Coronavirus Covid-19 e povertà: card. Bassetti, “non è il momento di ripiegarsi su sé stessi”

“Quando c’è un’emergenza, una situazione complessa, non è il momento di ripiegarsi su sé stessi, ma fare di tutto per reagire e questo fa bene alle persone che ci stanno vicino”. Lo ha detto il cardinale Gualtiero Bassetti, arcivescovo di Perugia-Città della Pieve e presidente della Cei, agli operatori e volontari che partecipano alla Giornata di formazione promossa dalla Caritas diocesana. Nel suo discorso – rilanciato da un comunicato dell’arcidiocesi di Perugia –, il cardinale ha parlato anche dell’evoluzione della pandemia in Italia e in Umbria. “Si è accentuato anche da noi il contagio da Covid-19 e vedo tanta preoccupazione. È giusto essere preoccupati, ma nella gioia di poter essere ancora più utili agli altri, perché questo è lo scopo del cristiano. Bisogna fare tutto quello che la carità ci chiede e naturalmente nel rispetto di quelle regole che ormai conosciamo così bene, perché ci vengono dette in continuazione e alle volte creano qualche tensione e paura. Non deve essere la paura a spingerci, perché ci porta a chiuderci, ad essere egoisti, ma deve essere l’amore che abbiamo verso gli altri, cominciando dalla nostra famiglia, a portarci a rispettare quelle regole che in questo momento sono così necessarie”. Riguardo poi all’aumento della povertà in Italia, il cardinale ha detto: “La Caritas ha il compito di aiutare i poveri. Noi vediamo oggi che le povertà si moltiplicano perché il povero non è soltanto quello a cui manca il necessario per vivere.
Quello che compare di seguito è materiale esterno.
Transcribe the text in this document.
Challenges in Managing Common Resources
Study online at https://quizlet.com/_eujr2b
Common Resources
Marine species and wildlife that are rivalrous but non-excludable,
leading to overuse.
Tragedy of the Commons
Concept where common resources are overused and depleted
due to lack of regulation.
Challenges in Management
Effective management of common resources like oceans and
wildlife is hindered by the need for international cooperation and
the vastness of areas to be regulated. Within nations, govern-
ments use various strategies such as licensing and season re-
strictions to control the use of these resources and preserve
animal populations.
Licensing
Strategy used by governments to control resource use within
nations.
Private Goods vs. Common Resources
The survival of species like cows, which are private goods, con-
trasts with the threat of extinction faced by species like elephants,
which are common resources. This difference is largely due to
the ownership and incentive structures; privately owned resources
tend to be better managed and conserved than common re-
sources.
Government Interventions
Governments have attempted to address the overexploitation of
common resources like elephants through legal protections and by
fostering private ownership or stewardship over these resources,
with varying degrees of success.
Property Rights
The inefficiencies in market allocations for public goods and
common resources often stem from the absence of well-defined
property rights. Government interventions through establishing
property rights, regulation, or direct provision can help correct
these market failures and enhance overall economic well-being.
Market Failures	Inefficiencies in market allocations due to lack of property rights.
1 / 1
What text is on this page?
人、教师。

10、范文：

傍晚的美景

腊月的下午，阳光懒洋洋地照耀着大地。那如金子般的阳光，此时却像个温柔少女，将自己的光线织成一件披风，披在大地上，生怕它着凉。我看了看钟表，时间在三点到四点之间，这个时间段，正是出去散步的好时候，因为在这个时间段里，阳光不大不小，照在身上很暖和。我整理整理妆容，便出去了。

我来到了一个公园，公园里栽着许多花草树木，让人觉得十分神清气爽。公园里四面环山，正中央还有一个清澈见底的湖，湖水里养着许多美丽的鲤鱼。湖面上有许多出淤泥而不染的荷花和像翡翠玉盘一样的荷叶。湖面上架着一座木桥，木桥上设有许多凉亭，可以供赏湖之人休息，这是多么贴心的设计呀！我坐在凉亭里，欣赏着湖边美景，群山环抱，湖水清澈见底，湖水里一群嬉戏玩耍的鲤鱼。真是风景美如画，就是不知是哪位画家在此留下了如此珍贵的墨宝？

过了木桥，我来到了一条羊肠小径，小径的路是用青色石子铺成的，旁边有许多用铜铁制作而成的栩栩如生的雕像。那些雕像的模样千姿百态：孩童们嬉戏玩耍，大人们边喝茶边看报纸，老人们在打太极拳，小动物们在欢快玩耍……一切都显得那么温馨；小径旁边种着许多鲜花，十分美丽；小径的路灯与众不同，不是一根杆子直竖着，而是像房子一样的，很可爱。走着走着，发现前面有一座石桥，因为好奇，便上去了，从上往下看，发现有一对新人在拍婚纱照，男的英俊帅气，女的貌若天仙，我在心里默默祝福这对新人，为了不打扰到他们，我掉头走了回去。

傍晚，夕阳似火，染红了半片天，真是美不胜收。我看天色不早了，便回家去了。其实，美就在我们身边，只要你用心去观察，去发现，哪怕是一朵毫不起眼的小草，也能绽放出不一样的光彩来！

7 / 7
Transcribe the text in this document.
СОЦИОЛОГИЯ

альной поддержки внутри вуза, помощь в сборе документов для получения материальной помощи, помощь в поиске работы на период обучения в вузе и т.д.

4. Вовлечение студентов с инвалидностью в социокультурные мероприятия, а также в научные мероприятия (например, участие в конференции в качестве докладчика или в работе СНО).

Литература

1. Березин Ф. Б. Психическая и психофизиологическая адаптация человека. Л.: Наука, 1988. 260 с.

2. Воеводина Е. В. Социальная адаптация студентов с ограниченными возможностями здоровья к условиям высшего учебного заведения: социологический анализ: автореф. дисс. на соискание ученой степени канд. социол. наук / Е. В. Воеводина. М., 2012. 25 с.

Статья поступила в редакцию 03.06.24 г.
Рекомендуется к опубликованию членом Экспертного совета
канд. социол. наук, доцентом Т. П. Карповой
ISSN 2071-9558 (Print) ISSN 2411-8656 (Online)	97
La povertà è soprattutto quella interiore, la solitudine, la povertà è quella di chi viene da me e mi chiede: “Mi spiega perché Dio mi ha messo al mondo, che senso ha la mia vita? Occorre aiutare i nostri fratelli smarriti a ritrovare il significato profondo della vita. Questo è il compito primario di ogni cristiano e la Caritas ci deve stimolare in questo senso”.